Time is not on the side of Chrysler Group LLC.
I say this not because CEO Sergio Marchionne doesn't have a track record of turning around businesses, because he does. Nor because the men and women of Chrysler can't deliver the upgraded cars and trucks promised at Wednesday's marathon confab. They can.
Time is not on Chrysler's side because the clock clearly favors crosstown rivals Ford Motor Co. and, yes, General Motors Co. -- both of which have killer products in showrooms, right now, that deliver on the promise of a new Detroit. Add the foreigners, be it a (briefly) stumbling Toyota Motor Corp. or a resurgent Volkswagen AG, and the task grows exponentially.

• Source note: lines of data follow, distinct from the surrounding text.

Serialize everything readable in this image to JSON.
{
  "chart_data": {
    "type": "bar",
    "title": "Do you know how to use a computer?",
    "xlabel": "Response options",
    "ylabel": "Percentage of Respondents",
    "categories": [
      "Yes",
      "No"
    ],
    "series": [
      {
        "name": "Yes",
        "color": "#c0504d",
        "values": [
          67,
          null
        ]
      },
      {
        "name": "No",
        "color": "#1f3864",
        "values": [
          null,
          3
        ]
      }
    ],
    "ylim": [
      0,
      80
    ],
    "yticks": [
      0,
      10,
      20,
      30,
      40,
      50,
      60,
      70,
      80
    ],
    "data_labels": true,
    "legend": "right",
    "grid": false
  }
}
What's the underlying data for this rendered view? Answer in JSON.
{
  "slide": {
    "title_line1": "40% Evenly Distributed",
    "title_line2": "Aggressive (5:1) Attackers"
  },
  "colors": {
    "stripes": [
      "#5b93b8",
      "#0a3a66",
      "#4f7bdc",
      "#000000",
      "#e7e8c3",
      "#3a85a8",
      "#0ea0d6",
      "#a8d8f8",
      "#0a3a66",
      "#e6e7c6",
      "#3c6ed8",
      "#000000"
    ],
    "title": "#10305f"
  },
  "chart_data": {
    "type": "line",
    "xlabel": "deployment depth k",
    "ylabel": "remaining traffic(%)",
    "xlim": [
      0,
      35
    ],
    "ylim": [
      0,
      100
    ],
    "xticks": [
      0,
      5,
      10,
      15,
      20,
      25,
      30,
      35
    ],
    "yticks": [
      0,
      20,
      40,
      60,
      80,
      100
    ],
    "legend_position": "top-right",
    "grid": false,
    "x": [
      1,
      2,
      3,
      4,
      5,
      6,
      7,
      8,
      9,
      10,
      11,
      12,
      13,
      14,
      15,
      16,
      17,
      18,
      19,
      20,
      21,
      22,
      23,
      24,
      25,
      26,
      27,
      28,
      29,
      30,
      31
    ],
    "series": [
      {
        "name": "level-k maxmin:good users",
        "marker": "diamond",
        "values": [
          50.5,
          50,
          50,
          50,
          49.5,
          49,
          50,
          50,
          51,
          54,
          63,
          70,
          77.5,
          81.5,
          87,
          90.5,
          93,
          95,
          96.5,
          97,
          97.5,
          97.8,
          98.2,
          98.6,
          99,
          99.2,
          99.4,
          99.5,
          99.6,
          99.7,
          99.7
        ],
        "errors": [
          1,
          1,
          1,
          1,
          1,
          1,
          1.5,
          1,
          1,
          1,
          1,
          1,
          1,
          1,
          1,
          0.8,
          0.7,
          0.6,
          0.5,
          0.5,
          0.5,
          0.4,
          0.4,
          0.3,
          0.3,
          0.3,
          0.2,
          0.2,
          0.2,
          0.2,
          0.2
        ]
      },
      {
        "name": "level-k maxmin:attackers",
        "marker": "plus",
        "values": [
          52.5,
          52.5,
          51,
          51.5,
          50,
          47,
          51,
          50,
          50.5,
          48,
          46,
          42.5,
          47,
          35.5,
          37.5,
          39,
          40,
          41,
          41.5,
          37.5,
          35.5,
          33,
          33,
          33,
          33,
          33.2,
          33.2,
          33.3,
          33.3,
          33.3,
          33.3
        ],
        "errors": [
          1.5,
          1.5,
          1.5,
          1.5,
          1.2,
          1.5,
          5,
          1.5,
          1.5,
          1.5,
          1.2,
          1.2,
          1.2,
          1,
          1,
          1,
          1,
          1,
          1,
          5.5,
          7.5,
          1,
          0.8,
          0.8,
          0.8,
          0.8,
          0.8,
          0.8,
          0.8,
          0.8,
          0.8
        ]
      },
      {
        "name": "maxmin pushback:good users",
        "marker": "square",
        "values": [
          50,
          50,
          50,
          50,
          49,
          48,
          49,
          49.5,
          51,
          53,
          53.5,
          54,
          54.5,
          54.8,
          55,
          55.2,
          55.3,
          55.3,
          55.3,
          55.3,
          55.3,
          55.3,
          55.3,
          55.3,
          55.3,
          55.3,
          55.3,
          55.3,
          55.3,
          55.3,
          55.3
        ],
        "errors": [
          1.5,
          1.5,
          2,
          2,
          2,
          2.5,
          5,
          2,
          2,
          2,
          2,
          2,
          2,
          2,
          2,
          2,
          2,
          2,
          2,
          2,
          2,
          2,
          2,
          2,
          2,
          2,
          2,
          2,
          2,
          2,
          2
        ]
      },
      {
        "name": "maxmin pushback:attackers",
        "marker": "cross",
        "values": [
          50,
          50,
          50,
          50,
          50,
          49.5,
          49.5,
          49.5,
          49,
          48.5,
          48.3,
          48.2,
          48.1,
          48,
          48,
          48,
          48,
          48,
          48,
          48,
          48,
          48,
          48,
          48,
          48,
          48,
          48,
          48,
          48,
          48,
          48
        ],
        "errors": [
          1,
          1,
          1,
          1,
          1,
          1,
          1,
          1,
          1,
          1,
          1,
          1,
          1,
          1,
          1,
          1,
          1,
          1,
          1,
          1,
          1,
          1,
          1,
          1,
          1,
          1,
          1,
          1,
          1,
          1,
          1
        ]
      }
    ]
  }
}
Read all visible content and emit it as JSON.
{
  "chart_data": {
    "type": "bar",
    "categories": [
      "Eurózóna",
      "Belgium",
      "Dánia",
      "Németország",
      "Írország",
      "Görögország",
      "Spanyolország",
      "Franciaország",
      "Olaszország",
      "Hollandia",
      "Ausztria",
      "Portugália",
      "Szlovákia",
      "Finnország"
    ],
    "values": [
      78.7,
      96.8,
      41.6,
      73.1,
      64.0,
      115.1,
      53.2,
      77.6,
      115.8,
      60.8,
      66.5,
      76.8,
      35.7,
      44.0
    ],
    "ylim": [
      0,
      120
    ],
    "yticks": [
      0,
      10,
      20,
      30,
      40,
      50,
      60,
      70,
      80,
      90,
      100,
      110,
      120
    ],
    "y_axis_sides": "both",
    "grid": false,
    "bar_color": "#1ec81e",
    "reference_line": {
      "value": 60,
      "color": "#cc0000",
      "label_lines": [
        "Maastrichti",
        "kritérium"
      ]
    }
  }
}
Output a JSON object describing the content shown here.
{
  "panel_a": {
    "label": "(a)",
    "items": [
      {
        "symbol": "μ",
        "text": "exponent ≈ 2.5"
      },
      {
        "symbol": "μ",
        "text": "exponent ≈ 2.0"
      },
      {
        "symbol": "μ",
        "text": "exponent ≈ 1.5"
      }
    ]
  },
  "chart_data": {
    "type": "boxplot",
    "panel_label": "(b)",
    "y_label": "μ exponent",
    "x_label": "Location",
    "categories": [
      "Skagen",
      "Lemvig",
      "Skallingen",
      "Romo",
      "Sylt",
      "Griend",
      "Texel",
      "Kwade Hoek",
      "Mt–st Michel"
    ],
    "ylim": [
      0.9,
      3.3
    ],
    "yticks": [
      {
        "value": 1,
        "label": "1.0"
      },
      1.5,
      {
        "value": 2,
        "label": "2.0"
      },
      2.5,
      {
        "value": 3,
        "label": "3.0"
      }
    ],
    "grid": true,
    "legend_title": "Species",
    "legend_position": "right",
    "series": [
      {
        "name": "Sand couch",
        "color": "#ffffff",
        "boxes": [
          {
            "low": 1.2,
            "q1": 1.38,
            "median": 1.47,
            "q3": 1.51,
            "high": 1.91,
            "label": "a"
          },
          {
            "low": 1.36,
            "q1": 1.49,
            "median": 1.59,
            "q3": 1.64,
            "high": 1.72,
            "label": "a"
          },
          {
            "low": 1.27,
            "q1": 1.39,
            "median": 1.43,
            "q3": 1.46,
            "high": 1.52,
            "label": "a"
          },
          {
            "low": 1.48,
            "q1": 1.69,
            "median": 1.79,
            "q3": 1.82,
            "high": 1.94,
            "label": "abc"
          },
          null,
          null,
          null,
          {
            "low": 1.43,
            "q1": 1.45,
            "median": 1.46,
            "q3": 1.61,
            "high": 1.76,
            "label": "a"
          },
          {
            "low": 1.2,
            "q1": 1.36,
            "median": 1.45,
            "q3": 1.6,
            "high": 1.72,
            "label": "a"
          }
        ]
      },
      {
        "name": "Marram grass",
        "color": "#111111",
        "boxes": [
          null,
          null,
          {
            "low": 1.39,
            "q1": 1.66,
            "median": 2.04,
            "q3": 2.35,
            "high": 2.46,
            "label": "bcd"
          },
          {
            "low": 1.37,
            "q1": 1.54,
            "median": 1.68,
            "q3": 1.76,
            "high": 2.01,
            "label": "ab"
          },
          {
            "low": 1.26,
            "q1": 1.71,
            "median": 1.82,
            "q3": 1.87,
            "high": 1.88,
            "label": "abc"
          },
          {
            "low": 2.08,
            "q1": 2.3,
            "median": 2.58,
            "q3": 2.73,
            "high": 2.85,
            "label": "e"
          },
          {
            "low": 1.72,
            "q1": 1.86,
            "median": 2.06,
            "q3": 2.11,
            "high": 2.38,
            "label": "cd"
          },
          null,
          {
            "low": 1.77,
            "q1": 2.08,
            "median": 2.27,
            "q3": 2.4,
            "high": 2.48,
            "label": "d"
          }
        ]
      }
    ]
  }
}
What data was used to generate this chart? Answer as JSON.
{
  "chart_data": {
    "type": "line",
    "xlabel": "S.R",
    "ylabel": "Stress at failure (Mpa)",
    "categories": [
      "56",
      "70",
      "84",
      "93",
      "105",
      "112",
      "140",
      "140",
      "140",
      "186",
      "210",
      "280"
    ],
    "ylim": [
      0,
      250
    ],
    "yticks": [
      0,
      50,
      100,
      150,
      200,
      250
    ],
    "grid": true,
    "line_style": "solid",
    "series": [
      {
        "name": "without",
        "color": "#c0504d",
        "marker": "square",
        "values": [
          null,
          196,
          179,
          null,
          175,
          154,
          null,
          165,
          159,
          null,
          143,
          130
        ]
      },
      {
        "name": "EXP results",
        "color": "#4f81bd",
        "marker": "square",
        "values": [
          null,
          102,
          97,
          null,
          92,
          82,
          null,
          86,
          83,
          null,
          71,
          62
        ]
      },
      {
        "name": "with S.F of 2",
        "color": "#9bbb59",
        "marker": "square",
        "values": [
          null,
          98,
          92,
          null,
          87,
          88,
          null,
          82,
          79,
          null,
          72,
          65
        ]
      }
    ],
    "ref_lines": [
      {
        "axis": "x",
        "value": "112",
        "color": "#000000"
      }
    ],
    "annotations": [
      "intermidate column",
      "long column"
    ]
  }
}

That's not negativity. It's a triumph of experience over hope. It's sad acknowledgement of just how deeply Chrysler's past two owners gutted the automaker. It's an unvarnished assessment that Chrysler's chance of bona fide resurgence depends as much on the relative strength of its competition as it does the realism of its business plan.
Time? Anyone who takes eight hours -- plus risotto at lunch -- to make the case for Chrysler's future shows, by definition, a flawed understanding of the values of economy and time. That would be their own and everyone else's.
Above it all, above the plans for Chrysler and Dodge, the revamps of Jeep, the outlook for the Ram brand and the over-arching corporate strategy, float über-questions: Can they get there from here? And if they do, will enough people who buy cars and trucks, people who have lots of choices, go there with them?
If you live in this town, hold a mortgage, send your kids to public schools and shop locally, you want to believe they will. But the competition is as good as it's ever been, and it's getting better with each new launch, as a quick gander at the latest reliability surveys or Consumer Reports' recommended list would attest.
From Ford's new EcoBoost engines and the interiors of its newest Blue Oval rides to GM's solid execution on its Cadillac CTS line, through Buick and to its Chevy Equinox crossover with a four-banger under the hood, Chrysler's chief rivals are priming showrooms with a flood of new products that shows no sign of abating.
That's good for them but it's a huge challenge for Chrysler and the major domos from Fiat SpA who call the shots in Auburn Hills. They're joining a race already in progress, which any Italian weaned on the nuances of Formula 1 could tell you is not a good place to be.
Look at the sales figures for last month. For Chrysler? Down 30 percent again. Ford? Up 3.3 percent. Post-bankruptcy GM? Up 4.7 percent. Toyota and Honda? Essentially flat. Nissan? Up 5.6 percent. VW? Up 4.2 percent. And Hyundai? Up a whopping 48.9 percent.
Tells you nothing -- and everything. By October, new models are making their way onto showroom floors, except when they aren't. The most distressing part of Chrysler's pitch for the near-term is that it depends on face-lifting also-ran products as a bridge to new-new things powered by Fiat engines (in a Chrysler mid-size sedan?) and shaped by the new mojo in Auburn Hills.
Only one problem: Making the old new again isn't a proven winner for Detroit metal. Look at the hottest products from Ford right now -- they're new. Fusion? New model name slapped on a world-class vehicle architecture. Edge crossover? Not a reskinned Explorer. Taurus? A historic name first revived on a place-holder model before finding a new home on an impressive package.
Same at GM. The Buick Enclave? A new set of components shared with Chevy and the defunct Saturn. Cadillac CTS? An impressive second-generation refinement of an all-new product. The Chevy Malibu? A quantum improvement on the 'Bu it replaced, in design, refinement and packaging.
All of it takes time, lots of dough and a product development process unmolested by the distractions of transatlantic meddling. They've seen that movie in Auburn Hills before, in German, and it didn't turn out well. Could the Italian version be different?
It could, but the circumstances are more difficult; more direct competitors are stronger; the new boss isn't the owner, but he's in charge; and you can't help wonder if an unspoken logic behind the aggressive business assumptions is less Chrysler's success and more landing Fiat the American footprint it seeks.
Marchionne and the boys (not one woman pitched for Chrysler during the Auburn Hills marathon) are fresh. They're optimistic. They're energetic. They actually know the difference between a transmission and a private-equity transaction. And homers whose interests wouldn't be served by Chrysler disappearing rightly root for their success.
But they're racing a clock that long ago started to tick.